Herr Minister, das Bundesnaturschutzgesetz ermöglicht eine solche Verordnung. Sie ist bei der jetzigen rasanten Ausbreitung des Wolfes dringend geboten, wenn man die Nutzungskonflikte und das Gefährdungspotenzial in den Griff bekommen will.

Die Politik hat sich hier als absolut handlungsunfähig erwiesen. Ihr „Weiter so!“ ist eine völlige Kapitulation vor den Problemen. Die Menschen erwarten, dass endlich entschieden und gehandelt wird.

Vielen Dank.

(Beifall bei der FDP)

Auch Ihnen vielen Dank, Herr Kollege Grupe. - Für die CDU-Fraktion spricht nun Herr Dr. Frank Schmädeke.

(Zustimmung bei der CDU)

Frau Präsidentin! Meine Damen und Herren! Ich freue mich, heute für meine Fraktion zum FDPEntschließungsantrag niedersächsische „Wolfsverordnung“ sprechen zu dürfen; denn gerade in meinem Wahlkreis, lieber Hermann Grupe, sehen wir uns mit allen Problemen konfrontiert, die das verhaltensauffällige Rodewalder Wolfsrudel mit sich bringt.

Vermehrte Wolfsrisse und sich häufende Nahbegegnungen lassen bei uns das konkrete Gefühl entstehen, dass Leib und Leben in Gefahr sind. Der soziale Friede ist bei uns - das kann ich mit Bestimmtheit sagen - ins Wanken geraten. Die emotionalen und wirtschaftlichen Belastungen führen dazu, dass unsere Weidetierhalter, vor allen Dingen die Hobbyhalter, en masse aufgeben.

Zur Frustration und Aufgabe vieler Weidetierhalter tragen nicht zuletzt die arroganten Parolen einiger Wolfsbefürworter bei, die gebetsmühlenartig „Zäunen oder weichen!“ fordern. Gedanken darüber, wer in Zukunft die dann brachfallenden Grünlandschläge in unserer Kulturlandschaft pflegen soll, machen sich diese Leute natürlich nicht. Dafür sind sie einfach zu weit von der Realität vor Ort weg.

(Zustimmung bei der CDU und bei der FDP)

Hilfreich ist jedoch - und das möchte ich lobend hervorheben -, dass das MU entschieden hat, dass Rinder- und Pferdeherden einen Schutz an sich darstellen und deshalb nicht wolfsabweisend eingezäunt werden müssen.

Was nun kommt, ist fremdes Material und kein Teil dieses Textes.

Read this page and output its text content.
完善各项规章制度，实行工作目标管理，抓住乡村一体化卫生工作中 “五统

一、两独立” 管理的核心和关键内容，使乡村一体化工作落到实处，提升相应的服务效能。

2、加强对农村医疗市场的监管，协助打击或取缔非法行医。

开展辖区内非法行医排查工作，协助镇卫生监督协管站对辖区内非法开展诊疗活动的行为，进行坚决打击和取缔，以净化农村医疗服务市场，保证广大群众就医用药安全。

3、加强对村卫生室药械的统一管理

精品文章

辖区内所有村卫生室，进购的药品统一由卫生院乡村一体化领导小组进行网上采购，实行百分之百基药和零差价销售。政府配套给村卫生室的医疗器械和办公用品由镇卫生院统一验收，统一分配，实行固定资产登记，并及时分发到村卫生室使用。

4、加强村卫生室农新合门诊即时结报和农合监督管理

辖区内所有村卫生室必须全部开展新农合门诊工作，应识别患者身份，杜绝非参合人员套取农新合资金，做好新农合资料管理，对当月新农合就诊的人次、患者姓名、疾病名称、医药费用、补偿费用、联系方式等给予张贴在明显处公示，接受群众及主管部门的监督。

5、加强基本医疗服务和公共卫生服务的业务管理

Dennoch: Wenn wir im Landkreis Nienburg für die verbleibenden nicht wehrhaften Tiere wie Ziegen und Schafe, Einzeltiere und Jungtiere auch nur ein Viertel der Grünlandflächen einzäunen wollten, benötigten wir mindestens 1 000 km Zaun. Bei 5 Euro pro laufenden Meter sind das schon mal 5 Millionen Euro nur für den Landkreis Nienburg.

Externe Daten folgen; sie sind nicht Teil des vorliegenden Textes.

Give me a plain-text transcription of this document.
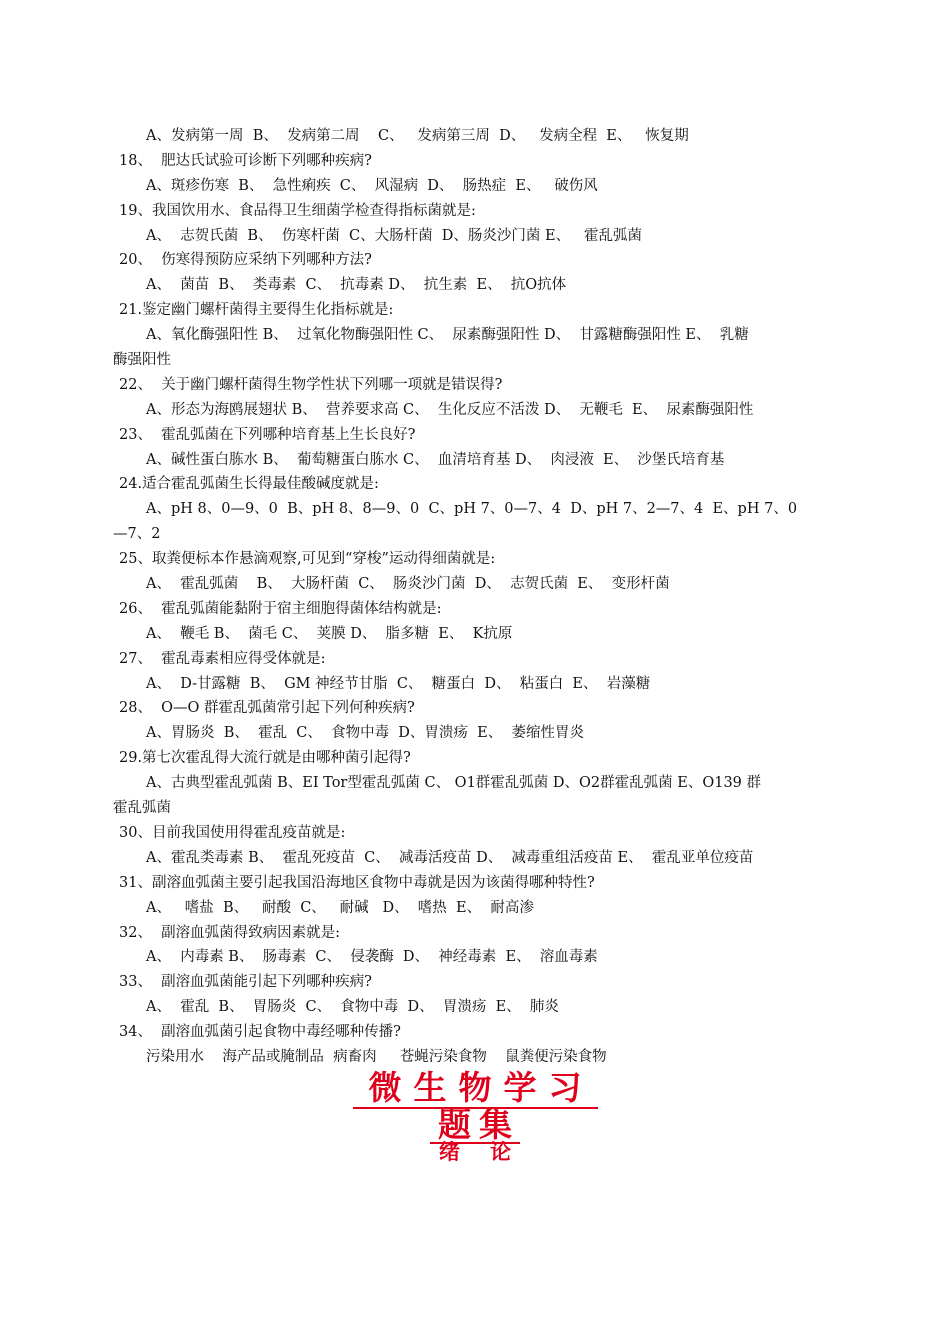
A、发病第一周  B、  发病第二周    C、   发病第三周  D、   发病全程  E、   恢复期
18、  肥达氏试验可诊断下列哪种疾病?
A、斑疹伤寒  B、  急性痢疾  C、  风湿病  D、  肠热症  E、   破伤风
19、我国饮用水、食品得卫生细菌学检查得指标菌就是:
A、  志贺氏菌  B、  伤寒杆菌  C、大肠杆菌  D、肠炎沙门菌 E、   霍乱弧菌
20、  伤寒得预防应采纳下列哪种方法?
A、  菌苗  B、  类毒素  C、  抗毒素 D、  抗生素  E、  抗O抗体
21.鉴定幽门螺杆菌得主要得生化指标就是:
A、氧化酶强阳性 B、  过氧化物酶强阳性 C、  尿素酶强阳性 D、  甘露糖酶强阳性 E、  乳糖
酶强阳性
22、  关于幽门螺杆菌得生物学性状下列哪一项就是错误得?
A、形态为海鸥展翅状 B、  营养要求高 C、  生化反应不活泼 D、  无鞭毛  E、  尿素酶强阳性
23、  霍乱弧菌在下列哪种培育基上生长良好?
A、碱性蛋白胨水 B、  葡萄糖蛋白胨水 C、  血清培育基 D、  肉浸液  E、  沙堡氏培育基
24.适合霍乱弧菌生长得最佳酸碱度就是:
A、pH 8、0—9、0  B、pH 8、8—9、0  C、pH 7、0—7、4  D、pH 7、2—7、4  E、pH 7、0
—7、2
25、取粪便标本作悬滴观察,可见到“穿梭”运动得细菌就是:
A、  霍乱弧菌    B、  大肠杆菌  C、  肠炎沙门菌  D、  志贺氏菌  E、  变形杆菌
26、  霍乱弧菌能黏附于宿主细胞得菌体结构就是:
A、  鞭毛 B、  菌毛 C、  荚膜 D、  脂多糖  E、  K抗原
27、  霍乱毒素相应得受体就是:
A、  D-甘露糖  B、  GM 神经节甘脂  C、  糖蛋白  D、  粘蛋白  E、  岩藻糖
28、  O—O 群霍乱弧菌常引起下列何种疾病?
A、胃肠炎  B、  霍乱  C、  食物中毒  D、胃溃疡  E、  萎缩性胃炎
29.第七次霍乱得大流行就是由哪种菌引起得?
A、古典型霍乱弧菌 B、EI Tor型霍乱弧菌 C、 O1群霍乱弧菌 D、O2群霍乱弧菌 E、O139 群
霍乱弧菌
30、目前我国使用得霍乱疫苗就是:
A、霍乱类毒素 B、  霍乱死疫苗  C、  减毒活疫苗 D、  减毒重组活疫苗 E、  霍乱亚单位疫苗
31、副溶血弧菌主要引起我国沿海地区食物中毒就是因为该菌得哪种特性?
A、   嗜盐  B、   耐酸  C、   耐碱   D、  嗜热  E、  耐高渗
32、  副溶血弧菌得致病因素就是:
A、  内毒素 B、  肠毒素  C、  侵袭酶  D、  神经毒素  E、  溶血毒素
33、  副溶血弧菌能引起下列哪种疾病?
A、  霍乱  B、  胃肠炎  C、  食物中毒  D、  胃溃疡  E、  肺炎
34、  副溶血弧菌引起食物中毒经哪种传播?
污染用水    海产品或腌制品  病畜肉     苍蝇污染食物    鼠粪便污染食物
微生物学习
题集
绪论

Das wäre ein Eingriff, meine Damen und Herren, in unsere Kulturlandschaft. Das kann wirklich keiner wollen. Das ist auch nicht möglich. Das Aufstellen und Unterhalten dieser Zäune ist den Weidetierhaltern auch bei einer 100-prozentigen einmaligen Förderung in diesem Umfang kaum zuzumuten.

(Zustimmung bei der CDU)

Die Betroffenen vor Ort sind der vielen politischen Diskussionen überdrüssig und fordern vehement ein geerdetes Wolfsmanagement, das ein akzeptables Nebeneinander von Mensch, Nutztier und Wolf nachhaltig möglich macht. Die Betroffenen fordern zu Recht, dass die vor Ort agierenden Wölfe zeitnah so konditioniert werden, dass sie Menschen und Nutztiere wieder meiden.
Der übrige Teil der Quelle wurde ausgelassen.